NOTE: optionally install HuggingFace accelerate package for faster and less memory-intense model loading.

Running demoDiffusion

Review usage instructions for the supported pipelines

python3 demo_txt2img.py --help
python3 demo_img2img.py --help
python3 demo_inpaint.py --help

HuggingFace user access token

To download the model checkpoints for the Stable Diffusion pipeline, you will need a read access token. See instructions.

export HF_TOKEN=<your access token>

Generate an image guided by a single text prompt

python3 demo_txt2img.py "a beautiful photograph of Mt. Fuji during cherry blossom" --hf-token=$HF_TOKEN -v

Generate an image guided by an image and single text prompt

python3 demo_img2img.py "photorealistic new zealand hills" --hf-token=$HF_TOKEN -v

Use --input-image=<path to image> to specify your image. Otherwise the example image will be downloaded from the Internet.
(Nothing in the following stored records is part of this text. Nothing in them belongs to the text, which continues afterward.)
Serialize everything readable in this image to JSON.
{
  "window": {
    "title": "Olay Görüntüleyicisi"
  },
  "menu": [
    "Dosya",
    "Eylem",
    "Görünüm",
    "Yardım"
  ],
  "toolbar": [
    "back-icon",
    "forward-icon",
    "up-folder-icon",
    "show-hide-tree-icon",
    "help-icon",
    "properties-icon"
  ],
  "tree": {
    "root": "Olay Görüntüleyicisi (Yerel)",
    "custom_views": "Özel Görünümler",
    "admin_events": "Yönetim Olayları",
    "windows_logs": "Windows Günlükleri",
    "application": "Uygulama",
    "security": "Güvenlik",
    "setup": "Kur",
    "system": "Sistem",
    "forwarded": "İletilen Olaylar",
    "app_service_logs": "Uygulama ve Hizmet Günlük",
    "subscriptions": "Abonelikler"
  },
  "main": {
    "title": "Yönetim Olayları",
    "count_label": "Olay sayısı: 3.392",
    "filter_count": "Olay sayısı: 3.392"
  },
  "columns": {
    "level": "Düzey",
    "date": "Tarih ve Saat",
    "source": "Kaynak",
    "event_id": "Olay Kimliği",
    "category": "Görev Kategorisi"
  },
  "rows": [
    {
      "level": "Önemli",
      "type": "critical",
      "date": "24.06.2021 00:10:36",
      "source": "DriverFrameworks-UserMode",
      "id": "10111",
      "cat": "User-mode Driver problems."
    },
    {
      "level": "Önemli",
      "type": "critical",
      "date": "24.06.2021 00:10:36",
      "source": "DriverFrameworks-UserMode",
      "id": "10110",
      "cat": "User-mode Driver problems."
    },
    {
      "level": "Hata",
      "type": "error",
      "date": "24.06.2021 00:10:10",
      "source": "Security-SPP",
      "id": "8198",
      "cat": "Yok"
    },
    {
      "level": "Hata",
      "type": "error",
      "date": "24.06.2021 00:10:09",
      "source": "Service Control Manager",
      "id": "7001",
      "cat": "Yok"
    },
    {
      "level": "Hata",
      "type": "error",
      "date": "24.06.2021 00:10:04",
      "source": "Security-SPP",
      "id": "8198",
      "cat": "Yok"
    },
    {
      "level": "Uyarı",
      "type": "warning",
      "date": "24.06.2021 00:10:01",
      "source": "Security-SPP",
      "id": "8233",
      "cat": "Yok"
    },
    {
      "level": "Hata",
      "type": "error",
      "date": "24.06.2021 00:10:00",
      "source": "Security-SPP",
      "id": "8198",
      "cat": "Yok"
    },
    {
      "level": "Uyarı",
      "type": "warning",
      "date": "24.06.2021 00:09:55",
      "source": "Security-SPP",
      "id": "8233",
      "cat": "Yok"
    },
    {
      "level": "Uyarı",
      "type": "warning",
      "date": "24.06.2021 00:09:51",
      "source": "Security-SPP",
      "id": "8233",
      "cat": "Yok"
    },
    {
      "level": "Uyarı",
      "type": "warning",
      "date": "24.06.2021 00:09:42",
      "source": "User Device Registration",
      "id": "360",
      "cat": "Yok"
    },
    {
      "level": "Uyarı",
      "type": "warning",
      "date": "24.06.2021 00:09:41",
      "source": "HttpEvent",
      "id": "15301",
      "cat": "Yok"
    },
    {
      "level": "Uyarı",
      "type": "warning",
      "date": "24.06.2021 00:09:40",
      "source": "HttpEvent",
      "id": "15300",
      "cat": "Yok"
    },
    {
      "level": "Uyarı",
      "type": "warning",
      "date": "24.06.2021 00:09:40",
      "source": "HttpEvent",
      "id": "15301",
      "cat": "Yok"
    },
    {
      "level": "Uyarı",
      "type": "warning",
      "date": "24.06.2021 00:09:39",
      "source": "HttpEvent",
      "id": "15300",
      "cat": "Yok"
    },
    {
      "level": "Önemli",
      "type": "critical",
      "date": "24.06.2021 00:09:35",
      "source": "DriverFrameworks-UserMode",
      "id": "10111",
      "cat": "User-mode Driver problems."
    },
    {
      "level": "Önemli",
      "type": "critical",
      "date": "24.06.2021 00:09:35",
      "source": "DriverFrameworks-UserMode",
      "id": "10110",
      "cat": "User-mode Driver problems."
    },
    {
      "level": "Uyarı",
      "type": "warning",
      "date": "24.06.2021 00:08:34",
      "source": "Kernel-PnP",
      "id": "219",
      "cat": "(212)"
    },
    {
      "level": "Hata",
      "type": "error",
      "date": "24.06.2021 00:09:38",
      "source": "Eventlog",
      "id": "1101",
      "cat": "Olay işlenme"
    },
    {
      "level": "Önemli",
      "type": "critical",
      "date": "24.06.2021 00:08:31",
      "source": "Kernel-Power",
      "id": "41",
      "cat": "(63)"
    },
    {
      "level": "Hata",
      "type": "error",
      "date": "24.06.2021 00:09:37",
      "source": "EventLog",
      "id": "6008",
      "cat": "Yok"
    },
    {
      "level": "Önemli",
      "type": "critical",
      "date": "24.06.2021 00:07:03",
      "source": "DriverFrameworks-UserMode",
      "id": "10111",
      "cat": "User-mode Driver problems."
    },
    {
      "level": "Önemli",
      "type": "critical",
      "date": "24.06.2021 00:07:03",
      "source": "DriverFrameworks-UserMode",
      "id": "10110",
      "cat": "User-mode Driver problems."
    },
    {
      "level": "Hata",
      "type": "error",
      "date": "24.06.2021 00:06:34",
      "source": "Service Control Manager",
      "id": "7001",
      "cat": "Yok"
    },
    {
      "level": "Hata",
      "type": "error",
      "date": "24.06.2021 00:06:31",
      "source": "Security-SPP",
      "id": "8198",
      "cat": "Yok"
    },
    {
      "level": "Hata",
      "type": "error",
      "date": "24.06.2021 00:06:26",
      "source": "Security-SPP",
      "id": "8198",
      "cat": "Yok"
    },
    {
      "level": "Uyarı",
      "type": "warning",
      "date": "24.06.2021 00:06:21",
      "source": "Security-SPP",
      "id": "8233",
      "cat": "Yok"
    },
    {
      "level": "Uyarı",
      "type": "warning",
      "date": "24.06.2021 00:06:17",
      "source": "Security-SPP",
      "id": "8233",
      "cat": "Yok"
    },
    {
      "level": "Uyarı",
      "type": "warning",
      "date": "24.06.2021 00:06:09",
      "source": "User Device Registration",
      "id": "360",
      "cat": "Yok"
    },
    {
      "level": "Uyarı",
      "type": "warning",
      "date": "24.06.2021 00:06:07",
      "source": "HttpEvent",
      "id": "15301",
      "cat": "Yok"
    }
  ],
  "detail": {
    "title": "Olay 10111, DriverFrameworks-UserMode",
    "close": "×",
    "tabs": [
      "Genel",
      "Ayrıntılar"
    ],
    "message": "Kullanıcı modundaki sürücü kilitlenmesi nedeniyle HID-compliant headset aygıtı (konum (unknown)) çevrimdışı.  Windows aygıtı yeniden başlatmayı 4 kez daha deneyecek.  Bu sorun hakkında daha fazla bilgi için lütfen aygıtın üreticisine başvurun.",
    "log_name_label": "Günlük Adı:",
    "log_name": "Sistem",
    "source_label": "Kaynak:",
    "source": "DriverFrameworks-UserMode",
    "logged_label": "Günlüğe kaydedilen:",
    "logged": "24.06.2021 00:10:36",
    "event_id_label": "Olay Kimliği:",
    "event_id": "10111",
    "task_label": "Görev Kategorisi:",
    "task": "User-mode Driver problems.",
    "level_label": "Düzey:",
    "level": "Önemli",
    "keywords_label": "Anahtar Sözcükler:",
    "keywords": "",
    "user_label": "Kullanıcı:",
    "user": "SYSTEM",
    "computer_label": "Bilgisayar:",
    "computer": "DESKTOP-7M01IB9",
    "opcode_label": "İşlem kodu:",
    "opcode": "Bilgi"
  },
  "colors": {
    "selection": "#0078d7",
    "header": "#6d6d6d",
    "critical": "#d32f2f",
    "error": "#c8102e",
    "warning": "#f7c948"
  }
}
Generate an inpainted image guided by an image, mask and single text prompt

# Create separate onnx/engine directories when switching versions
mkdir -p onnx-1.5 engine-1.5

python3 demo_inpaint.py "a mecha robot sitting on a bench" --hf-token=$HF_TOKEN --version=1.5 --onnx-dir=onnx-1.5 --engine-dir=engine-1.5 -v

Use --input-image=<path to image> and --mask-image=<path to mask> to specify your inputs. They must have the same dimensions. Otherwise the example image and mask will be downloaded from the Internet.

Input arguments

  • One can set schdeuler using --scheduler=EulerA. Note that some schedulers are not available for some pipelines or version.
  • To accelerate engine building time one can use --timing-cache=<path to cache file>. This cache file will be created if does not exist. Note, that it may influence the performance if the cache file created on the other hardware is used. It is suggested to use this flag only during development. To achieve the best perfromance during deployment, please, build engines without timing cache.
  • To switch between versions or pipelines one needs either to clear onnx and engine dirs, or to specify --force-onnx-export --force-onnx-optimize --force-engine-build or to create new dirs and to specify --onnx-dir=<new onnx dir> --engine-dir=<new engine dir>.
  • Inference performance can be improved by enabling CUDA graphs using --use-cuda-graph. Enabling CUDA graphs requires fixed input shapes, so this flag must be combined with --build-static-batch and cannot be combined with --build-dynamic-shape.